GEREĞİ DÜŞÜNÜLDÜ: Davacı vekili dava dilekçesinde özetle, müvekkili banka tarafından dava dışı … A.Ş’ne kredi açıldığını ve kullandırıldığını, müflisin kredi sözleşmesini müteselsil kefil sıfatıyla imzaladığını, kredinin yeniden yapılandırılması, borcun tespiti ve ödeme planına bağlanması konusunda bankanın Bahreyn Şubesi ile dava dışı asıl borçlu, … Holding A.Ş, … ve müflis … Sanayi A.Ş arasında Avukatlık Kanunun 35/a maddesine uygun, 29.12.2003 tarihli, “ilam niteliğinde uzlaşma tutanağı” düzenlendiğini, asıl borçlu ve müteselsil kefillerin borcu kabul ve ikrar ettiklerini, buna rağmen ödeme yapılmadığını, ilam niteliğindeki uzlaşma tutanağı uyarınca müflis şirketin 12.06.2013 iflas tarihi itibarıyla müvekkili bankaya toplam 72.815.886,16 TL tutarında borçlu olduğunu, ipotekle teminat altına alınan alacağın tahsili için asıl borçlu … A.Ş ve müflis şirket hakkında İstanbul … İcra Müdürlüğünün … sayılı dosyası üzerinden takibe geçildiğini, borçlular tarafından yapılan şikayetlerin İstanbul 5. İcra Hukuk Mahkemesinin 2014/8 esas sayılı dosyasında red edildiğini, 38.020.732,86 TL’lik alacağın kaydı konusunda masaya başvuruda bulunulduğunu, davalı iflas idaresinin 8.232.460,41 TL’lik rüçhanlı alacağın reddine karar verdiğini, bu kararın yerinde olmadığını, alacağın varlığının ilam ile sabit olduğu gibi İİK. 233. maddesi gereğince, iflas idaresinin ipotekle temin edilen alacakla ilgili olarak red karar vermesinin mümkün olmadığını belirterek red edilen alacağın rüçhanlı alacak olarak sıra cetveline kayıt ve kabulüne karar verilmesini istemiştir. Yargılama sırasında davacı temlik sözleşmesini ibraz ederek davacı konumunu almıştır.

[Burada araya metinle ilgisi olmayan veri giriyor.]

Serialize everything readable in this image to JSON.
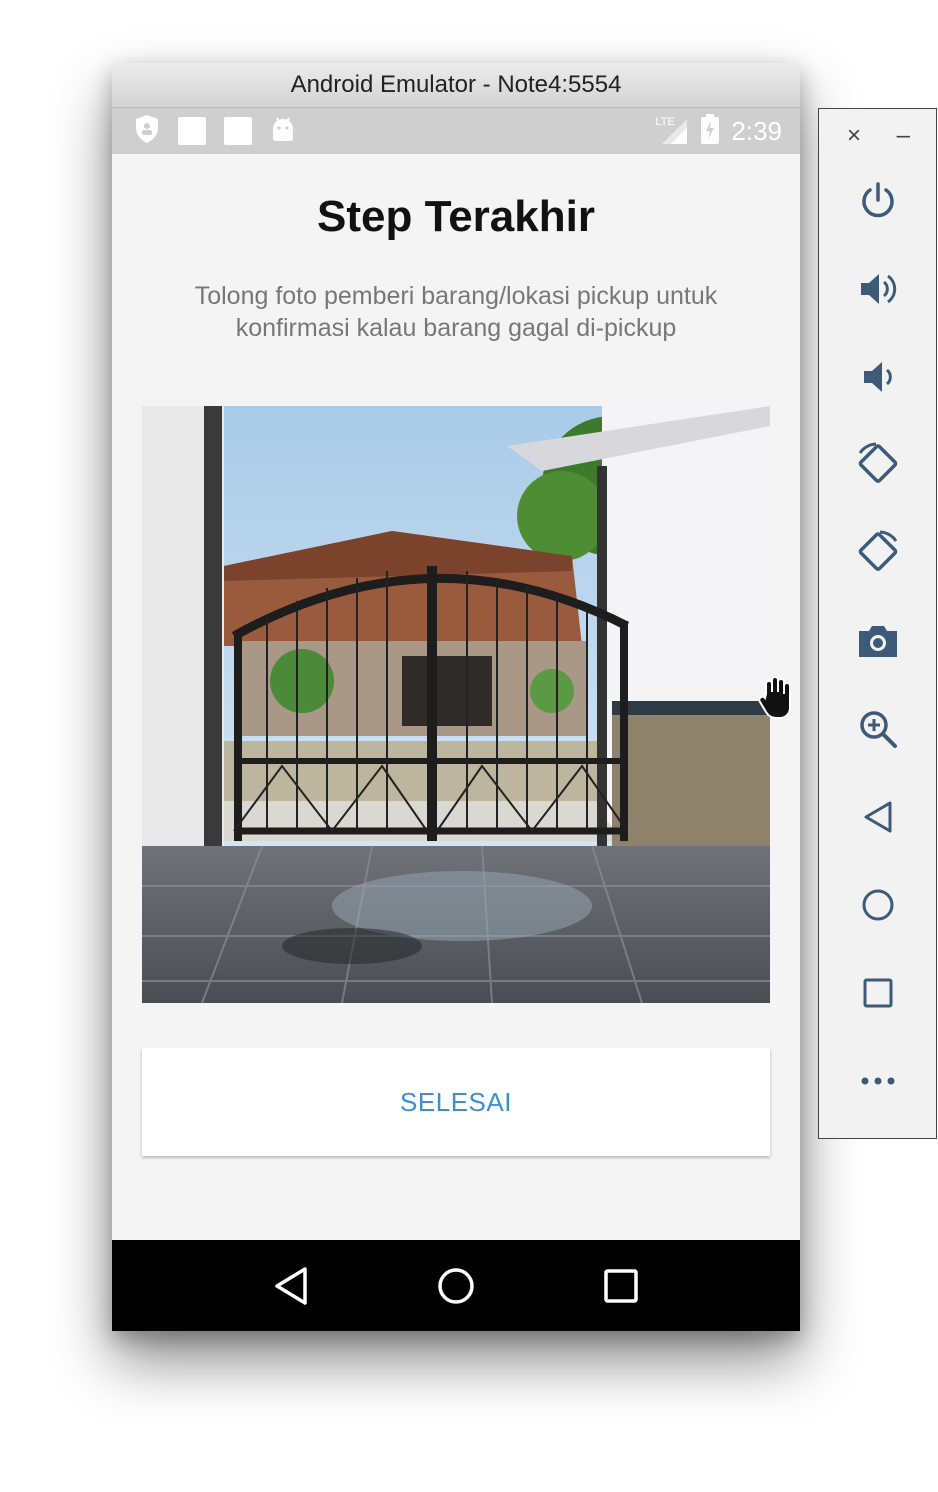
{
  "window": {
    "title": "Android Emulator - Note4:5554"
  },
  "status_bar": {
    "network": "LTE",
    "time": "2:39"
  },
  "screen": {
    "title": "Step Terakhir",
    "subtitle": "Tolong foto pemberi barang/lokasi pickup untuk konfirmasi kalau barang gagal di-pickup",
    "done_button": "SELESAI",
    "button_color": "#3a8fd6"
  },
  "nav_bar": {
    "icons": [
      "back-icon",
      "home-icon",
      "recents-icon"
    ]
  },
  "toolbar": {
    "close_label": "×",
    "minimize_label": "–",
    "icons": [
      "power-icon",
      "volume-up-icon",
      "volume-down-icon",
      "rotate-left-icon",
      "rotate-right-icon",
      "camera-icon",
      "zoom-icon",
      "back-icon",
      "home-icon",
      "overview-icon",
      "more-icon"
    ]
  }
}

CEVAP: Davalı vekili cevap dilekçesinde özetle; davacı şirketin 2 ayrı alacak için başvurduğunu, alacağın varlığı ve miktarı ile ilgili ispata yarar belgelerinin sunulmadığı ve alacak miktarının belirsiz olması nedeniyle istemin reddedildiğini belirterek davanın reddini istemiştir.
İLK DERECE MAHKEMESİ KARARI: İlk derece mahkemesince; bilirkişi raporu ve tüm dosya kapsamına göre, davacı bankanın alacağının 210 kayıt numarasında 16.111.727,55 TL’lik kısmı, dava konusu olan 211 kayıt numarasında ise 29.788.272,45 TL’lik kısmının masaya kaydedildiği, kabul edilen toplam alacak tutarının 45.900.000,00 TL olduğu, 91.800.000,00 TL’lik ipotek limitinden 45.900.000,00 TL’lik boşluğun bulunduğu, bu durumda 211 kayıt numaralı alacak yönünden kabul ve kaydedilen 29.788.272,45 TL’ye ilaveten 8.232.460,41 TL’nin daha rüçhanlı alacak olarak masaya kabul ve kaydı gerektiği gerekçesi ile davanın KABULÜNE, 8.232.460,41 TL ilave davacı alacağının İstanbul … İflas Dairesinin … sayılı dosyasında tasfiye işlemleri sürdürülen Müflis … Makine San. AŞ’nin masasına rüçhanlı alacak olarak KAYIT VE KABULÜNE, karar verilmiştir.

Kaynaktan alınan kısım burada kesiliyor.